La réticence largement partagée à affronter l’incertitude (et plus en France qu’ailleurs) est sans doute une des raisons majeures du goût de beaucoup pour les « indicateurs », les « procédures », les « normes » et les organisations bureaucratiques qui sont autant de carcans pour l’initiative mais donnent l’impression d’un « contrôle » sur son environnement.

Car tous ces facteurs peuvent être automatisés, ou presque. Et donc ôter au « décideur » le risque et donc la responsabilité de sa « décision » - par nature incertaine.

Cette incertitude intrinsèque au monde de l’entreprise – et au monde tout court – doit être assumée par chaque décideur. Alors bien sûr, certains aiment à se draper dans les habits d’un « homme providentiel » (ou d’une femme bien sûr) qui maîtriserait le tout, dans son omnipotence, pensant rassurer ainsi des équipes qui aimeraient avancer dans un avenir garanti – et s’attirer par là une dévotion gratifiante.

Mais il est impossible de construire des liens sincères ainsi, car la contingence de nos vies se chargeront toujours, à un moment ou un autre, de rappeler la réalité. Une réalité chaotique parfois éloignée par la géographie ou le domaine de nos environnements plutôt paisibles, mais que le monde de l’information immédiate rend désormais immédiatement accessible.

Dire « je ne sais pas » est à la fois honnête et souvent vrai, et n’empêche pas d’assumer ses décisions tout en s’appuyant sur des relations saines.
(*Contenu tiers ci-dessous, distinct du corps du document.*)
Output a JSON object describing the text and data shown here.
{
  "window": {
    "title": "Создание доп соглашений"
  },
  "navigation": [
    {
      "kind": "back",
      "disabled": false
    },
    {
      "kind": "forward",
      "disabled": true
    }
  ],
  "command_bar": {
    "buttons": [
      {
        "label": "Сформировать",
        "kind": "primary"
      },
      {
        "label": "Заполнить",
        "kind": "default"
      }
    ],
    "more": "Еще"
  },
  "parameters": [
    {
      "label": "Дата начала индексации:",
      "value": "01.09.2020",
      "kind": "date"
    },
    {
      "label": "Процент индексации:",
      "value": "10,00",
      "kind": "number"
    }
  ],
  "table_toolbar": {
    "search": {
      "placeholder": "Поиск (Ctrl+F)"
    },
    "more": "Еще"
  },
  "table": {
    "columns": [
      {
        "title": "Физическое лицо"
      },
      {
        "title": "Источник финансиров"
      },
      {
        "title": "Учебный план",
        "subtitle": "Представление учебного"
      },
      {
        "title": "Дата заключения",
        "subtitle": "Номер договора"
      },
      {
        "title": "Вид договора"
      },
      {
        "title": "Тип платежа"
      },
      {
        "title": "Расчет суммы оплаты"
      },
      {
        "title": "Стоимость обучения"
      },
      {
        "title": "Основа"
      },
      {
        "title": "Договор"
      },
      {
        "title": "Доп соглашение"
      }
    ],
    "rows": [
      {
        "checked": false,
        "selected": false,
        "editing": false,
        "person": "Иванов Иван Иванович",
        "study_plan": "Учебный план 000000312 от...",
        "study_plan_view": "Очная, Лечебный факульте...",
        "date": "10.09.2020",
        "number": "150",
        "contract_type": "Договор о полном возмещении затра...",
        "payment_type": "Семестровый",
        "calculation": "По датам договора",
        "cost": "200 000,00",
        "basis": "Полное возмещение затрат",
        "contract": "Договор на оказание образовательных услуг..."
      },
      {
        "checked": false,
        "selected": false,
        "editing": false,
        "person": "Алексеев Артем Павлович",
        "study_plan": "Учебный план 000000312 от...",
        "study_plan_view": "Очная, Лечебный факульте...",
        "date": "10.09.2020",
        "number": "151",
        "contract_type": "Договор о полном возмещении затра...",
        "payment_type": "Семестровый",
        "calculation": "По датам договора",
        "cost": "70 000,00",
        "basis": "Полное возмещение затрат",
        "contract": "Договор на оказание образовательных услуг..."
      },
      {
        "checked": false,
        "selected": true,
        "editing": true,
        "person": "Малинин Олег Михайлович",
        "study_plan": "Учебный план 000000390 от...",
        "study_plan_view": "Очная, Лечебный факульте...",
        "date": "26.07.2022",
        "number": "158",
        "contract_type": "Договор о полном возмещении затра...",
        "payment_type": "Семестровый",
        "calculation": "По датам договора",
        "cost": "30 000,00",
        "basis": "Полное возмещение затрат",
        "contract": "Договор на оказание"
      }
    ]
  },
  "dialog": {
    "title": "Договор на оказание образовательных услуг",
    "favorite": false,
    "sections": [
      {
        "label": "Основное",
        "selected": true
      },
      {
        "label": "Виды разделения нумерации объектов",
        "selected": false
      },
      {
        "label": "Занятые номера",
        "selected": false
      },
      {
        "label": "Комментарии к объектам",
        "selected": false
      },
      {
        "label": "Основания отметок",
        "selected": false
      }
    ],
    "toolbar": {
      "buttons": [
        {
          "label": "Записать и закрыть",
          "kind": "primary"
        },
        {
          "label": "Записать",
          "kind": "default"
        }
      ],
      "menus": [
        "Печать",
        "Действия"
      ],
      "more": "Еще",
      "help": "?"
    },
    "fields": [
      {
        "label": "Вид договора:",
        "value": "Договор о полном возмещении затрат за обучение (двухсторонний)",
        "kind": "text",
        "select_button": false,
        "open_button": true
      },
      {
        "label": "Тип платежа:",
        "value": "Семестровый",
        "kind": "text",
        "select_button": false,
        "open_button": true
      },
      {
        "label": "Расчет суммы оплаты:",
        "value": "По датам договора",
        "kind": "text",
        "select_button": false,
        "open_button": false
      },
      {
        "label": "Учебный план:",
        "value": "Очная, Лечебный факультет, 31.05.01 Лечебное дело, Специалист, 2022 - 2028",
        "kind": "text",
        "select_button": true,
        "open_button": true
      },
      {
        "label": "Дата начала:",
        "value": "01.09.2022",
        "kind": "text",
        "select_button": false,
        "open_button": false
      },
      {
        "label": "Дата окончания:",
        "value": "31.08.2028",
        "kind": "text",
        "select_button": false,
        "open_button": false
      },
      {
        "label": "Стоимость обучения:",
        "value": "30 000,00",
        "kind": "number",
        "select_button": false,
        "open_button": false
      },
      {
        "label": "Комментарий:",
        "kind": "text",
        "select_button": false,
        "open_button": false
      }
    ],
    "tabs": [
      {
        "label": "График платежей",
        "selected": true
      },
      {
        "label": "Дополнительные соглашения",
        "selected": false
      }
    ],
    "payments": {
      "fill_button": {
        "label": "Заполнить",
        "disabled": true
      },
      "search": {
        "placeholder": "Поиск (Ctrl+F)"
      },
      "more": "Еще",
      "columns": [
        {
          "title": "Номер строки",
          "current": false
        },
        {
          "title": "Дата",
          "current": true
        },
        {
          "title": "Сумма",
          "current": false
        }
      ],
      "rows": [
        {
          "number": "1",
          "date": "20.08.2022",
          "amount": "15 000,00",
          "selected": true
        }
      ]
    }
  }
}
C’est sans doute tout l’équilibre que doivent rechercher les organisations dans le modèle « holomorphe » recommandé par la sociodynamique : en conciliant à la fois le lien qui réconforte et rassure (la dimension « ego »), et l’ouverture au monde, et donc à l’incertitude, qui fait innover et grandir (la dimension « eco »). Loin du modèle « mécaniste » qui ne considère les parties prenantes que comme des exécutants, des « producteurs ».

 

Le temps des citoyens, aussi

Le programme du Campus proposait également une thématique qui dépassait le strict périmètre des entreprises : celui de leur « écosystème ». Et dans les conférences qui déclinaient cette réflexion, la question du lien était également centrale.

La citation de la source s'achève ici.